We have been given a polar equation r = 2 + 2cos(θ)

We need find dy/dx as well as the slope of tangent line at point(4, 2π).

We know that, for polar equation we use,

x = r cos(θ) and y = r sin(θ)

plug the given value of r into these equations we get:

⇒ x = r cos(θ)

⇒ x = (2 + 2cos(θ) ) × cos(θ)

⇒ x = 2(cos(θ) + cos²(θ))

⇒ x = 2cos(θ) + 2cos²(θ)

Similarly,

⇒ y = r sin(θ)

⇒ y = (2 + 2cos(θ) ) × sin(θ)

⇒ y = 2(sin(θ) + sin(θ)cos(θ))

⇒ y = 2sin(θ) + 2sin(θ)cos(θ)

Now we find derivative of x and y with respect to theta.

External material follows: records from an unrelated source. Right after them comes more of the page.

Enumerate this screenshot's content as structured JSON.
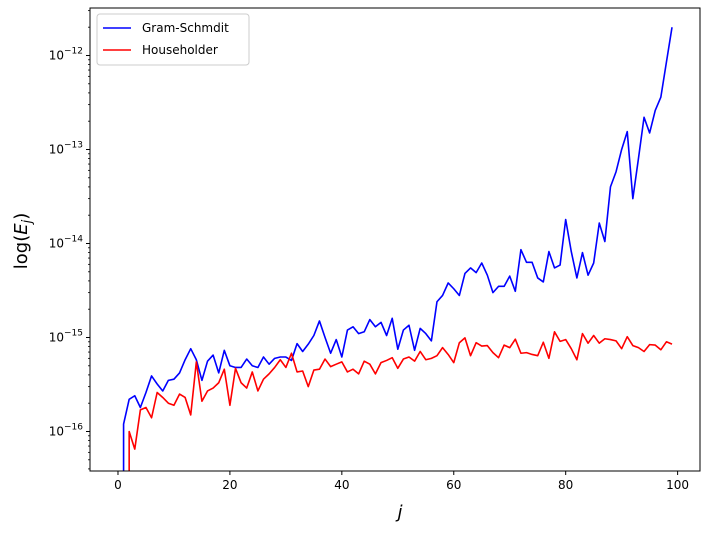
{
  "chart_data": {
    "type": "line",
    "xlabel": "j",
    "ylabel": "log(E_j)",
    "ylabel_parts": {
      "prefix": "log(",
      "main": "E",
      "sub": "j",
      "suffix": ")"
    },
    "yscale": "log",
    "xlim": [
      -5,
      104
    ],
    "ylim": [
      3.8e-17,
      3.2e-12
    ],
    "x_ticks": [
      0,
      20,
      40,
      60,
      80,
      100
    ],
    "x_tick_labels": [
      "0",
      "20",
      "40",
      "60",
      "80",
      "100"
    ],
    "y_ticks": [
      1e-16,
      1e-15,
      1e-14,
      1e-13,
      1e-12
    ],
    "y_tick_labels": [
      {
        "base": "10",
        "exp": "−16"
      },
      {
        "base": "10",
        "exp": "−15"
      },
      {
        "base": "10",
        "exp": "−14"
      },
      {
        "base": "10",
        "exp": "−13"
      },
      {
        "base": "10",
        "exp": "−12"
      }
    ],
    "grid": false,
    "legend_position": "top-left",
    "series": [
      {
        "name": "Gram-Schmdit",
        "color": "#0000ff",
        "x": [
          1,
          1,
          2,
          3,
          4,
          5,
          6,
          7,
          8,
          9,
          10,
          11,
          12,
          13,
          14,
          15,
          16,
          17,
          18,
          19,
          20,
          21,
          22,
          23,
          24,
          25,
          26,
          27,
          28,
          29,
          30,
          31,
          32,
          33,
          34,
          35,
          36,
          37,
          38,
          39,
          40,
          41,
          42,
          43,
          44,
          45,
          46,
          47,
          48,
          49,
          50,
          51,
          52,
          53,
          54,
          55,
          56,
          57,
          58,
          59,
          60,
          61,
          62,
          63,
          64,
          65,
          66,
          67,
          68,
          69,
          70,
          71,
          72,
          73,
          74,
          75,
          76,
          77,
          78,
          79,
          80,
          81,
          82,
          83,
          84,
          85,
          86,
          87,
          88,
          89,
          90,
          91,
          92,
          93,
          94,
          95,
          96,
          97,
          98,
          99
        ],
        "y": [
          1e-17,
          1.2e-16,
          2.2e-16,
          2.4e-16,
          1.8e-16,
          2.6e-16,
          3.9e-16,
          3.2e-16,
          2.7e-16,
          3.5e-16,
          3.6e-16,
          4.2e-16,
          5.8e-16,
          7.6e-16,
          5.8e-16,
          3.5e-16,
          5.6e-16,
          6.5e-16,
          4.2e-16,
          7.3e-16,
          5e-16,
          4.8e-16,
          4.8e-16,
          5.9e-16,
          5e-16,
          4.8e-16,
          6.2e-16,
          5.2e-16,
          6e-16,
          6.2e-16,
          6.2e-16,
          5.7e-16,
          8.6e-16,
          7.1e-16,
          8.5e-16,
          1.05e-15,
          1.5e-15,
          1e-15,
          6.8e-16,
          9.5e-16,
          6.2e-16,
          1.2e-15,
          1.3e-15,
          1.1e-15,
          1.15e-15,
          1.55e-15,
          1.3e-15,
          1.45e-15,
          1.05e-15,
          1.6e-15,
          7.5e-16,
          1.2e-15,
          1.35e-15,
          7.3e-16,
          1.25e-15,
          1.1e-15,
          9.2e-16,
          2.4e-15,
          2.8e-15,
          3.8e-15,
          3.3e-15,
          2.8e-15,
          4.8e-15,
          5.5e-15,
          4.9e-15,
          6.2e-15,
          4.6e-15,
          3e-15,
          3.5e-15,
          3.5e-15,
          4.5e-15,
          3.1e-15,
          8.6e-15,
          6.3e-15,
          6.3e-15,
          4.3e-15,
          3.9e-15,
          8.2e-15,
          5.5e-15,
          5.9e-15,
          1.8e-14,
          8.2e-15,
          4.3e-15,
          8e-15,
          4.6e-15,
          6.2e-15,
          1.65e-14,
          1.05e-14,
          4e-14,
          5.8e-14,
          1e-13,
          1.55e-13,
          3e-14,
          8e-14,
          2.2e-13,
          1.5e-13,
          2.6e-13,
          3.6e-13,
          8.5e-13,
          2e-12
        ]
      },
      {
        "name": "Householder",
        "color": "#ff0000",
        "x": [
          2,
          2,
          3,
          4,
          5,
          6,
          7,
          8,
          9,
          10,
          11,
          12,
          13,
          14,
          15,
          16,
          17,
          18,
          19,
          20,
          21,
          22,
          23,
          24,
          25,
          26,
          27,
          28,
          29,
          30,
          31,
          32,
          33,
          34,
          35,
          36,
          37,
          38,
          39,
          40,
          41,
          42,
          43,
          44,
          45,
          46,
          47,
          48,
          49,
          50,
          51,
          52,
          53,
          54,
          55,
          56,
          57,
          58,
          59,
          60,
          61,
          62,
          63,
          64,
          65,
          66,
          67,
          68,
          69,
          70,
          71,
          72,
          73,
          74,
          75,
          76,
          77,
          78,
          79,
          80,
          81,
          82,
          83,
          84,
          85,
          86,
          87,
          88,
          89,
          90,
          91,
          92,
          93,
          94,
          95,
          96,
          97,
          98,
          99
        ],
        "y": [
          1e-17,
          1e-16,
          6.5e-17,
          1.7e-16,
          1.8e-16,
          1.4e-16,
          2.6e-16,
          2.3e-16,
          2e-16,
          1.9e-16,
          2.5e-16,
          2.3e-16,
          1.5e-16,
          5.5e-16,
          2.1e-16,
          2.7e-16,
          2.9e-16,
          3.3e-16,
          4.6e-16,
          1.9e-16,
          4.7e-16,
          3.3e-16,
          2.9e-16,
          4.3e-16,
          2.7e-16,
          3.6e-16,
          4.1e-16,
          4.8e-16,
          5.8e-16,
          4.8e-16,
          6.8e-16,
          4.3e-16,
          4.4e-16,
          3e-16,
          4.5e-16,
          4.6e-16,
          5.9e-16,
          4.9e-16,
          5.2e-16,
          5.5e-16,
          4.3e-16,
          4.6e-16,
          4.1e-16,
          5.6e-16,
          5.2e-16,
          4.1e-16,
          5.4e-16,
          5.7e-16,
          6.1e-16,
          4.7e-16,
          5.9e-16,
          6.2e-16,
          5.6e-16,
          7.1e-16,
          5.8e-16,
          6e-16,
          6.4e-16,
          7.8e-16,
          6.6e-16,
          5.4e-16,
          8.8e-16,
          9.9e-16,
          6.4e-16,
          8.8e-16,
          8.1e-16,
          8.2e-16,
          6.9e-16,
          6.1e-16,
          8.3e-16,
          7.8e-16,
          9.6e-16,
          6.8e-16,
          6.9e-16,
          6.6e-16,
          6.4e-16,
          8.9e-16,
          6e-16,
          1.15e-15,
          9.1e-16,
          9.5e-16,
          7.6e-16,
          5.8e-16,
          1.1e-15,
          8.7e-16,
          1.05e-15,
          8.7e-16,
          9.7e-16,
          9.5e-16,
          9.2e-16,
          7.6e-16,
          1.02e-15,
          8.2e-16,
          7.8e-16,
          7.1e-16,
          8.4e-16,
          8.3e-16,
          7.4e-16,
          9e-16,
          8.5e-16
        ]
      }
    ]
  }
}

$\Rightarrow \frac{dx}{d\theta} =-2sin(\theta)+2(-2cos(\theta)sin(\theta))\\\\\Rightarrow \frac{dx}{d\theta} =-2sin(\theta)-2sin(2\theta)$ .............(1)

Similarly,

$\Rightarrow \frac{dy}{d\theta}=2cos(\theta)+2(cos^2(\theta)-sin^2(\theta))\\\\\Rightarrow \frac{dy}{d\theta}=2cos(\theta)+2(cos(2\theta))$ ..............(2)

Now we find dy/dx

⇒ dy/dx = (dy/dθ) / (dx/dθ)

From (1) and (2),

$\Rightarrow \frac{dy}{dx} =\frac{2cos(\theta)+2cos(2\theta)}{-2sin(\theta)-2sin(2\theta)} \\\\\Rightarrow \frac{dy}{dx} =\frac{2(cos(\theta)+cos(2\theta))}{-2(sin(\theta)+sin(2\theta))}\\\\\Rightarrow \frac{dy}{dx} =-\frac{cos(\theta)+cos(2\theta)}{sin(\theta)+sin(2\theta)}$

We know that The slope of tangent line is given by dy/dx.

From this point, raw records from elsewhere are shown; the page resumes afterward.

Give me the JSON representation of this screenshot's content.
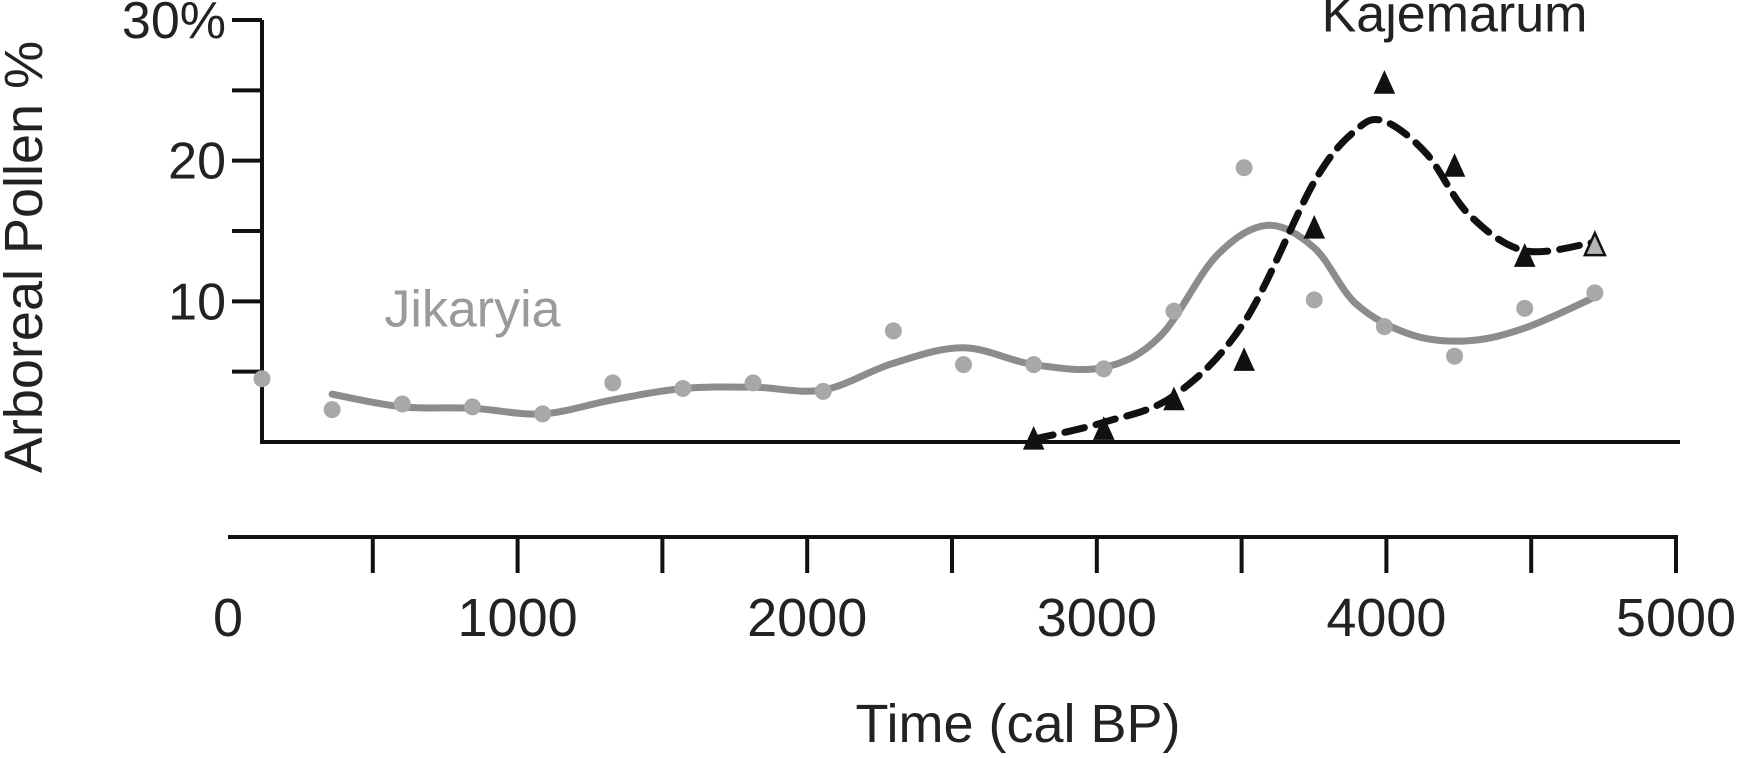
{
  "chart_data": {
    "type": "scatter",
    "ylabel": "Arboreal Pollen %",
    "xlabel": "Time (cal BP)",
    "xlim": [
      0,
      5000
    ],
    "ylim": [
      0,
      30
    ],
    "x_ticks": [
      {
        "value": 0,
        "label": "0"
      },
      {
        "value": 1000,
        "label": "1000"
      },
      {
        "value": 2000,
        "label": "2000"
      },
      {
        "value": 3000,
        "label": "3000"
      },
      {
        "value": 4000,
        "label": "4000"
      },
      {
        "value": 5000,
        "label": "5000"
      }
    ],
    "x_minor_ticks": [
      500,
      1500,
      2500,
      3500,
      4500
    ],
    "y_ticks": [
      {
        "value": 10,
        "label": "10"
      },
      {
        "value": 20,
        "label": "20"
      },
      {
        "value": 30,
        "label": "30%"
      }
    ],
    "y_minor_ticks": [
      5,
      15,
      25
    ],
    "grid": false,
    "series": [
      {
        "name": "Jikaryia",
        "color": "#8c8c8c",
        "point_color": "#a8a8a8",
        "marker": "circle",
        "line_style": "solid",
        "label_anchor": {
          "x": 750,
          "y": 8.2
        },
        "points": [
          {
            "x": 0,
            "y": 4.5
          },
          {
            "x": 250,
            "y": 2.3
          },
          {
            "x": 500,
            "y": 2.7
          },
          {
            "x": 750,
            "y": 2.5
          },
          {
            "x": 1000,
            "y": 2.0
          },
          {
            "x": 1250,
            "y": 4.2
          },
          {
            "x": 1500,
            "y": 3.8
          },
          {
            "x": 1750,
            "y": 4.2
          },
          {
            "x": 2000,
            "y": 3.6
          },
          {
            "x": 2250,
            "y": 7.9
          },
          {
            "x": 2500,
            "y": 5.5
          },
          {
            "x": 2750,
            "y": 5.5
          },
          {
            "x": 3000,
            "y": 5.2
          },
          {
            "x": 3250,
            "y": 9.3
          },
          {
            "x": 3500,
            "y": 19.5
          },
          {
            "x": 3750,
            "y": 10.1
          },
          {
            "x": 4000,
            "y": 8.2
          },
          {
            "x": 4250,
            "y": 6.1
          },
          {
            "x": 4500,
            "y": 9.5
          },
          {
            "x": 4750,
            "y": 10.6
          }
        ],
        "trend": [
          {
            "x": 250,
            "y": 3.4
          },
          {
            "x": 500,
            "y": 2.5
          },
          {
            "x": 750,
            "y": 2.4
          },
          {
            "x": 1000,
            "y": 2.0
          },
          {
            "x": 1250,
            "y": 3.0
          },
          {
            "x": 1500,
            "y": 3.8
          },
          {
            "x": 1750,
            "y": 3.9
          },
          {
            "x": 2000,
            "y": 3.7
          },
          {
            "x": 2250,
            "y": 5.6
          },
          {
            "x": 2500,
            "y": 6.7
          },
          {
            "x": 2750,
            "y": 5.5
          },
          {
            "x": 3000,
            "y": 5.3
          },
          {
            "x": 3200,
            "y": 7.5
          },
          {
            "x": 3400,
            "y": 13.2
          },
          {
            "x": 3580,
            "y": 15.4
          },
          {
            "x": 3750,
            "y": 13.8
          },
          {
            "x": 3900,
            "y": 9.8
          },
          {
            "x": 4100,
            "y": 7.6
          },
          {
            "x": 4300,
            "y": 7.2
          },
          {
            "x": 4500,
            "y": 8.1
          },
          {
            "x": 4750,
            "y": 10.3
          }
        ]
      },
      {
        "name": "Kajemarum",
        "color": "#111111",
        "point_color": "#111111",
        "marker": "triangle",
        "line_style": "dashed",
        "label_anchor": {
          "x": 4250,
          "y": 29.2
        },
        "points": [
          {
            "x": 2750,
            "y": 0.2
          },
          {
            "x": 3000,
            "y": 0.9
          },
          {
            "x": 3250,
            "y": 3.0
          },
          {
            "x": 3500,
            "y": 5.8
          },
          {
            "x": 3750,
            "y": 15.2
          },
          {
            "x": 4000,
            "y": 25.5
          },
          {
            "x": 4250,
            "y": 19.6
          },
          {
            "x": 4500,
            "y": 13.2
          },
          {
            "x": 4750,
            "y": 14.0,
            "highlight": true
          }
        ],
        "trend": [
          {
            "x": 2750,
            "y": 0.2
          },
          {
            "x": 3000,
            "y": 1.4
          },
          {
            "x": 3250,
            "y": 3.3
          },
          {
            "x": 3500,
            "y": 8.5
          },
          {
            "x": 3750,
            "y": 18.5
          },
          {
            "x": 3900,
            "y": 22.2
          },
          {
            "x": 4000,
            "y": 22.8
          },
          {
            "x": 4150,
            "y": 20.5
          },
          {
            "x": 4300,
            "y": 16.2
          },
          {
            "x": 4500,
            "y": 13.6
          },
          {
            "x": 4750,
            "y": 14.2
          }
        ]
      }
    ]
  }
}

So, the slope is: $m =-\frac{cos(\theta)+cos(2\theta)}{sin(\theta)+sin(2\theta)}$

Now we need to find the slope of tangent line at point(4, 2pi)

Substitute θ = 2π in above slope formula.

$\Rightarrow m =-\frac{cos(2\pi)+cos(2\times 2\pi)}{sin(2\pi)+sin(2\times 2\pi)}\\\\\Rightarrow m=-\frac{1+cos(4\pi)}{0+sin(4\pi)}\\\\\Rightarrow m=-\frac{1+cos(4\pi)}{sin(4\pi)}$